Photo-loving Olivier Giroud shares a similar ailment. The Frenchman can score plenty of goals, because he’s pretty talented, but he can’t get close to Sergio Aguero because alchemy is an impossibility.
The truth of all this is obvious to everybody else; this is why Watford were able to walk into the Emirates with a plan, execute that plan, and walk off whistling. This is why Heurelho Gomes — Heurelho Gomes! — is able to come out the following morning and say that Arsenal “look like a small team,” and that Watford “knew once we had the ball we’d be able to pass it around since Arsenal gives you too much space. They are not strong defensively.” Of course Watford knew it. Everybody knows it. Everybody except for Wenger.

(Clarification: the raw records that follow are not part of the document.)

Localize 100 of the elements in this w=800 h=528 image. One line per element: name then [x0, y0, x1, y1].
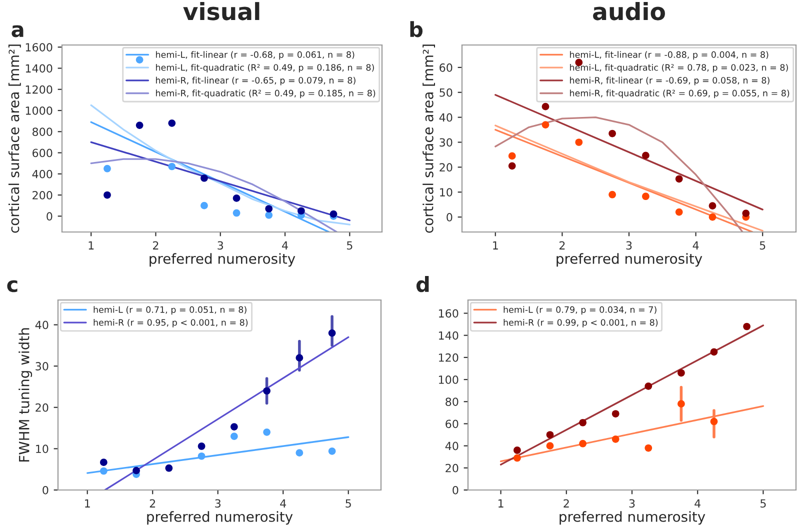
y-tick-label: 20 — [36, 403, 48, 412]
legend-label: hemi-R, fit-linear (r = -0.65, p = 0.079, n = 8) — [156, 76, 356, 86]
legend-label: hemi-R, fit-quadratic (R² = 0.69, p = 0.055, n = 8) — [570, 90, 790, 98]
x-tick-label: 4 — [692, 241, 699, 250]
point — [230, 423, 238, 430]
point — [642, 152, 650, 160]
y-tick-label: 50 — [440, 88, 452, 97]
y-tick-label: 600 — [32, 148, 52, 158]
x-axis-title: preferred numerosity — [556, 253, 702, 267]
point — [678, 400, 685, 408]
x-axis-title: preferred numerosity — [150, 253, 296, 267]
point — [296, 449, 304, 456]
point — [642, 192, 650, 200]
point — [608, 190, 616, 198]
y-tick-label: 1200 — [26, 85, 52, 94]
chart-title: audio — [593, 2, 665, 20]
point — [678, 369, 685, 377]
point — [230, 432, 238, 440]
y-tick-label: 10 — [36, 444, 48, 454]
point — [168, 120, 176, 127]
x-tick-label: 3 — [215, 499, 221, 508]
x-tick-label: 1 — [88, 241, 94, 250]
point — [298, 207, 305, 215]
x-tick-label: 1 — [493, 241, 498, 250]
y-tick-label: 40 — [445, 442, 458, 450]
x-tick-label: 5 — [760, 241, 766, 250]
point — [608, 130, 616, 138]
y-tick-label: 80 — [446, 398, 458, 406]
point — [296, 354, 304, 362]
y-tick-label: 200 — [32, 190, 52, 200]
line-series — [90, 104, 351, 226]
point — [265, 211, 273, 219]
y-tick-label: 140 — [438, 331, 458, 340]
point — [546, 431, 554, 438]
y-tick-label: 60 — [440, 63, 452, 72]
x-tick-label: 3 — [218, 241, 224, 250]
y-tick-label: 0 — [46, 212, 52, 221]
point — [708, 202, 716, 210]
point — [514, 446, 521, 454]
x-tick-label: 1 — [85, 499, 90, 508]
point — [579, 418, 586, 426]
y-tick-label: 60 — [446, 420, 458, 428]
y-tick-label: 0 — [446, 213, 452, 222]
y-tick-label: 20 — [446, 464, 458, 472]
point — [708, 213, 716, 221]
x-tick-label: 2 — [150, 499, 156, 508]
point — [263, 428, 270, 436]
y-axis-title: cortical surface area [mm²] — [422, 44, 435, 233]
y-axis-title: cortical surface area [mm²] — [8, 44, 21, 233]
point — [675, 208, 683, 216]
y-tick-label: 30 — [36, 362, 48, 370]
point — [136, 122, 144, 129]
point — [232, 194, 240, 202]
legend-label: hemi-L, fit-quadratic (R² = 0.49, p = 0.186, n = 8) — [156, 64, 374, 72]
point — [104, 164, 111, 172]
point — [508, 162, 516, 170]
x-axis-title: preferred numerosity — [147, 511, 293, 525]
x-tick-label: 1 — [498, 499, 504, 508]
point — [100, 458, 108, 466]
y-tick-label: 120 — [438, 353, 458, 362]
legend-label: hemi-L (r = 0.79, p = 0.034, n = 7) — [504, 306, 656, 315]
y-tick-label: 0 — [452, 486, 458, 494]
point — [198, 442, 206, 450]
x-tick-label: 4 — [694, 499, 701, 508]
point — [743, 322, 750, 330]
point — [104, 191, 111, 199]
point — [644, 382, 652, 390]
x-tick-label: 2 — [153, 241, 158, 250]
y-tick-label: 30 — [440, 138, 452, 147]
point — [612, 436, 620, 443]
legend-label: hemi-R (r = 0.95, p < 0.001, n = 8) — [94, 318, 248, 328]
legend-label: hemi-L, fit-linear (r = -0.68, p = 0.061, n = 8) — [156, 51, 354, 60]
point — [100, 467, 108, 475]
point — [200, 202, 208, 210]
point — [263, 387, 270, 395]
x-tick-label: 2 — [559, 241, 565, 250]
point — [644, 444, 652, 452]
text: c — [7, 280, 18, 292]
point — [579, 440, 586, 448]
point — [546, 442, 554, 450]
point — [328, 329, 336, 337]
point — [198, 452, 206, 460]
point — [710, 418, 718, 426]
x-tick-label: 4 — [282, 241, 288, 250]
point — [612, 410, 620, 418]
point — [165, 464, 173, 472]
x-tick-label: 5 — [760, 499, 766, 508]
point — [575, 138, 583, 146]
y-tick-label: 800 — [32, 128, 52, 136]
legend-label: hemi-L, fit-linear (r = -0.88, p = 0.004, n = 8) — [570, 51, 768, 60]
x-tick-label: 2 — [564, 499, 569, 508]
point — [132, 466, 140, 474]
x-axis-title: preferred numerosity — [560, 511, 706, 525]
y-tick-label: 160 — [438, 309, 458, 318]
chart-title: visual — [183, 2, 260, 20]
point — [508, 152, 516, 160]
y-axis-title: FWHM tuning width — [18, 328, 32, 462]
point — [710, 348, 718, 356]
line-series — [90, 158, 338, 232]
x-tick-label: 3 — [629, 499, 635, 508]
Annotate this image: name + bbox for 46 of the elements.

Wenger still appears to genuinely believe what he is saying when he talks of his team. Not in terms of the political dismissal of referees or small incidents in a match — any manager worth the job has to lie over things like that — but when he discusses whether his players stand a chance. He doesn’t think it’s a problem with confidence. He thinks he has the best players he can afford, and he thinks the squad is ready. Every single year. There is something noble about Wenger, but there’s something tragic, which he appears incapable of escaping. And given the way that final acts tend to be definitive, this might well be what he is remembered for.